The family had taken refuge with Knorre's uncle, Karl August Senff, a professor of painting at the university and with his help, Knorre was able to enter into a course of study there at the age of 15. Knorre was determined to continue in his father's footsteps as an astronomer, taking up the bulk of his unfinished work, but Senff felt that the clergy was a more secure means of self-support for a poor orphan, and urged him to study theology. Although he dutifully entered into the divinity program, Knorre still managed to attend several astronomy lectures and became devoted to the subject, largely educating himself in the ensuing years.

He eventually availed himself to the new head of the observatory, Wilhelm Struve, who agreed to accept Knorre as an assistant. Under Struve's tutelage, Knorre had the opportunity to acquire a decisive experience in geodesy and had earned such esteem by the age of nineteen that Struve recommended him to Admiral Aleksey Greig who was looking for "a young and intelligent astronomer, able to help him to equip an observatory in Nikolayev on the Black Sea."

The challenge for Knorre was the equipment of the observatory. He asked for a business trip to tour the other important observatories of Europe, and when Greig agreed, set off on a journey by stagecoach that was to take more than two years. In Germany, he visited Friedrich Bessel, Johann Franz Encke, and Heinrich Christian Schumacher and, in Paris, he called on François Arago. From there he also went to both Greenwich and Dublin, largely in pursuit of manufacturers of good chronographs. Back home he discussed with admiral Greig his impressions and ordered the equipment for the observatory. In his equipment there was a mercuric artificial horizon mirror. To exclude measurement failures it was possible to look with the telescope direct to the stars or indirect via the mercurial mirror.

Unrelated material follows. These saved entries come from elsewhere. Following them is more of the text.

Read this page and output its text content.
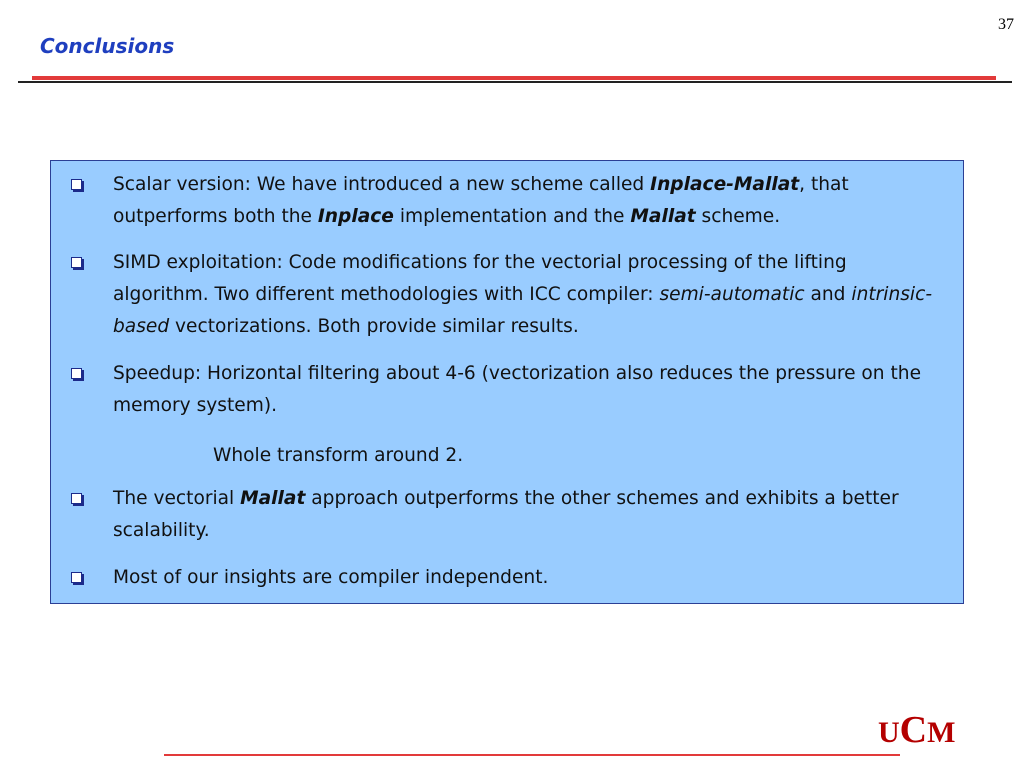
37
Conclusions
Scalar version: We have introduced a new scheme called Inplace-Mallat, that outperforms both the Inplace implementation and the Mallat scheme.
SIMD exploitation: Code modifications for the vectorial processing of the lifting algorithm. Two different methodologies with ICC compiler: semi-automatic and intrinsic-based vectorizations. Both provide similar results.
Speedup: Horizontal filtering about 4-6 (vectorization also reduces the pressure on the memory system).
Whole transform around 2.
The vectorial Mallat approach outperforms the other schemes and exhibits a better scalability.
Most of our insights are compiler independent.
UCM
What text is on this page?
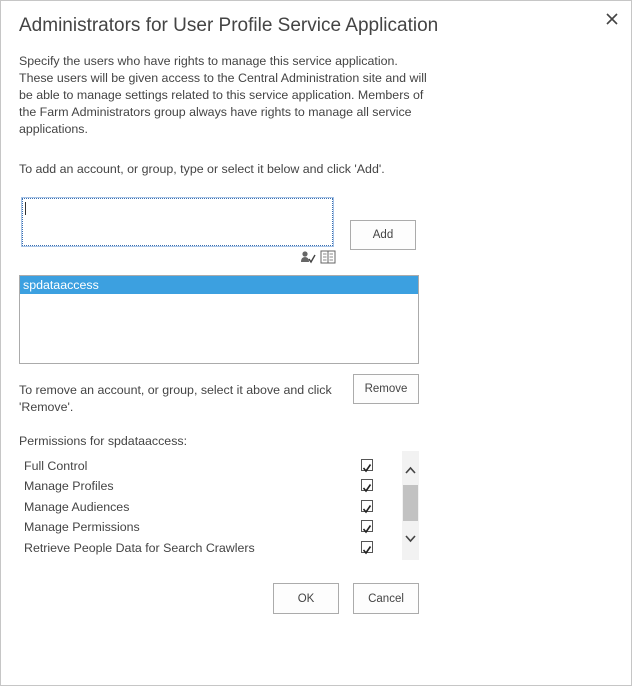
Administrators for User Profile Service Application
Specify the users who have rights to manage this service application. These users will be given access to the Central Administration site and will be able to manage settings related to this service application. Members of the Farm Administrators group always have rights to manage all service applications.
To add an account, or group, type or select it below and click 'Add'.
Add
spdataaccess
To remove an account, or group, select it above and click 'Remove'.
Remove
Permissions for spdataaccess:
Full Control
Manage Profiles
Manage Audiences
Manage Permissions
Retrieve People Data for Search Crawlers
OK	Cancel
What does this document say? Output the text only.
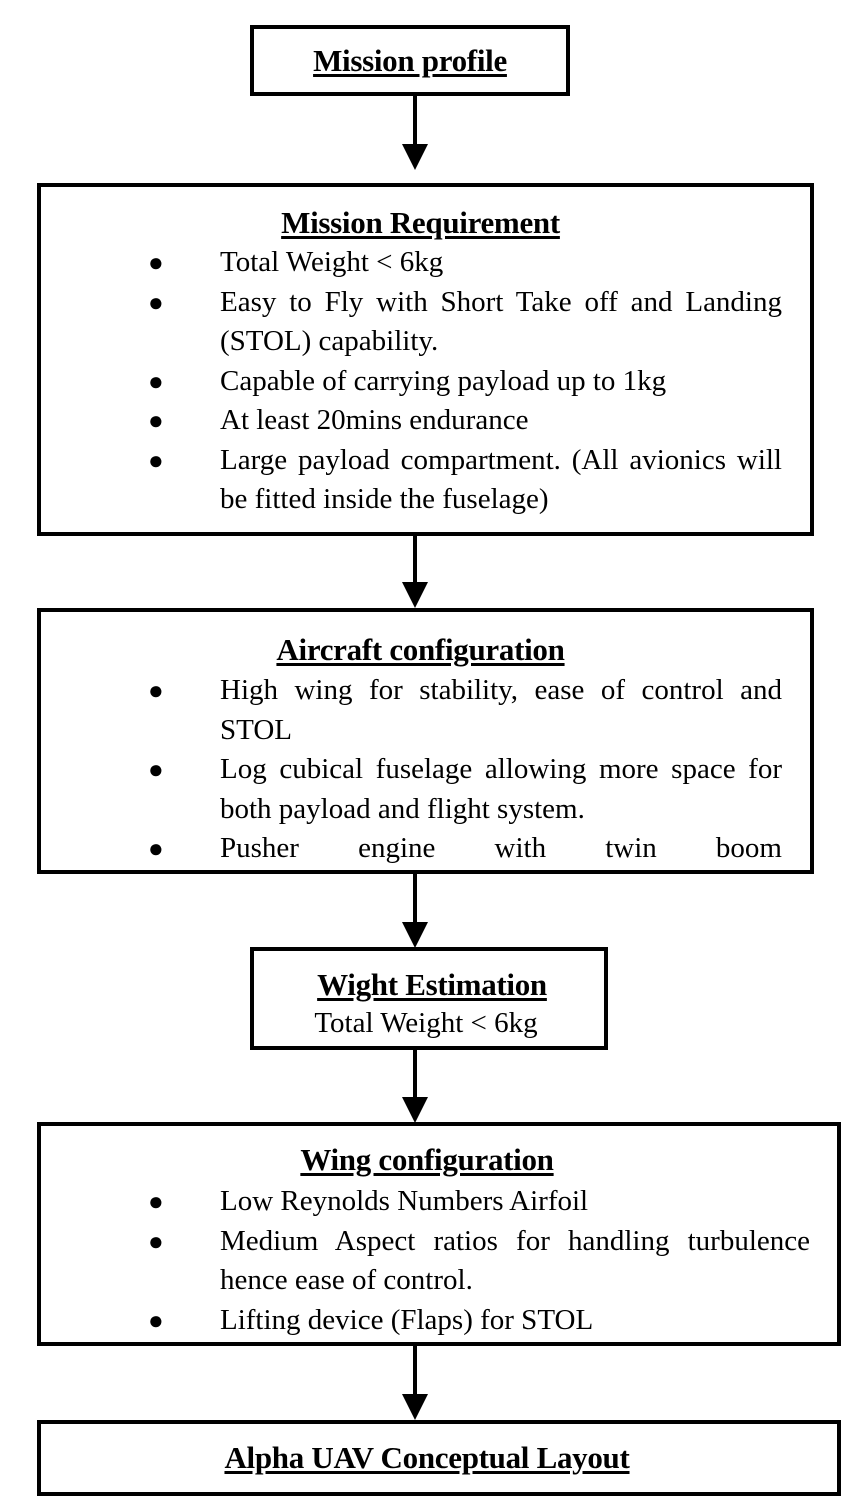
Mission profile
Mission Requirement
● Total Weight < 6kg
● Easy to Fly with Short Take off and Landing (STOL) capability.
● Capable of carrying payload up to 1kg
● At least 20mins endurance
● Large payload compartment. (All avionics will be fitted inside the fuselage)
Aircraft configuration
● High wing for stability, ease of control and STOL
● Log cubical fuselage allowing more space for both payload and flight system.
● Pusher engine with twin boom
Wight Estimation
Total Weight < 6kg
Wing configuration
● Low Reynolds Numbers Airfoil
● Medium Aspect ratios for handling turbulence hence ease of control.
● Lifting device (Flaps) for STOL
Alpha UAV Conceptual Layout
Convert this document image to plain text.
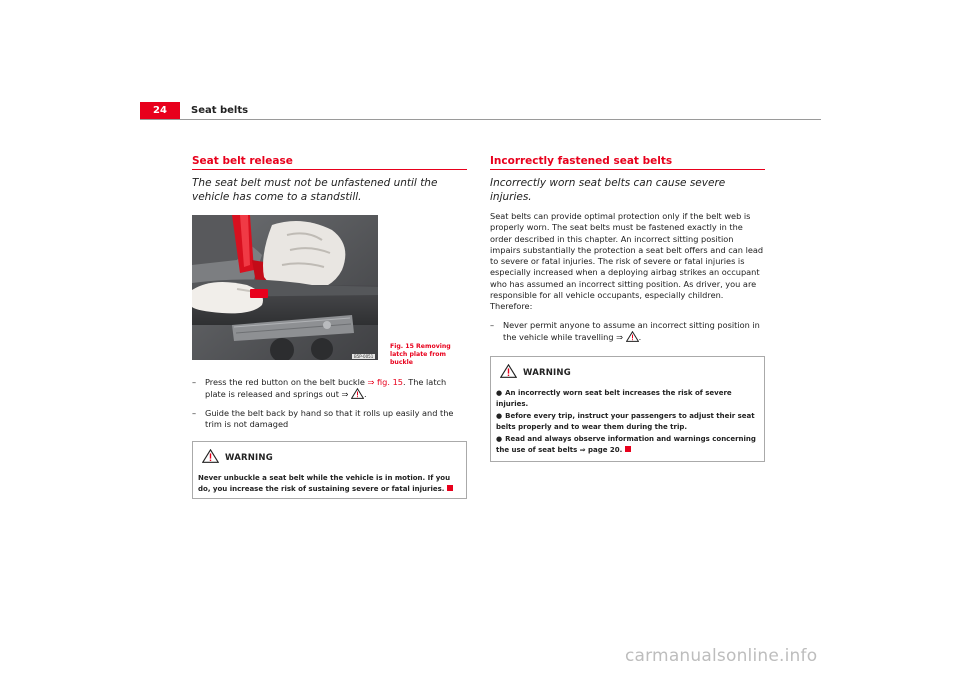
24	Seat belts
Seat belt release
The seat belt must not be unfastened until the vehicle has come to a standstill.
B5P-0051
Fig. 15 Removing latch plate from buckle
– Press the red button on the belt buckle ⇒ fig. 15. The latch plate is released and springs out ⇒ .
– Guide the belt back by hand so that it rolls up easily and the trim is not damaged
WARNING
Never unbuckle a seat belt while the vehicle is in motion. If you do, you increase the risk of sustaining severe or fatal injuries.
Incorrectly fastened seat belts
Incorrectly worn seat belts can cause severe injuries.
Seat belts can provide optimal protection only if the belt web is properly worn. The seat belts must be fastened exactly in the order described in this chapter. An incorrect sitting position impairs substantially the protection a seat belt offers and can lead to severe or fatal injuries. The risk of severe or fatal injuries is especially increased when a deploying airbag strikes an occupant who has assumed an incorrect sitting position. As driver, you are responsible for all vehicle occupants, especially children. Therefore:
– Never permit anyone to assume an incorrect sitting position in the vehicle while travelling ⇒ .
WARNING
● An incorrectly worn seat belt increases the risk of severe injuries.
● Before every trip, instruct your passengers to adjust their seat belts properly and to wear them during the trip.
● Read and always observe information and warnings concerning the use of seat belts ⇒ page 20.
carmanualsonline.info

Knorre was member of the Royal Astronomical Society. He was married three times, first to Elisabeth of Dieterichs (m. 1829) who died just three years later, next to her younger sister Dorothea von Dieterichs (m. 1833) who died at the age of 37 after giving birth to 13 children, and lastly to Emilie Gavel (m. 1852) who survived him in death. Knorre had fifteen children who survived infancy, of which the best known was his fifth son, the astronomer Viktor Knorre. He moved to Berlin in 1862 to study astronomy. Knorre retired 1871 from the Directorship of the Observatory in Nikolajew and moved to Berlin to be with his son Viktor. He died there in 1883.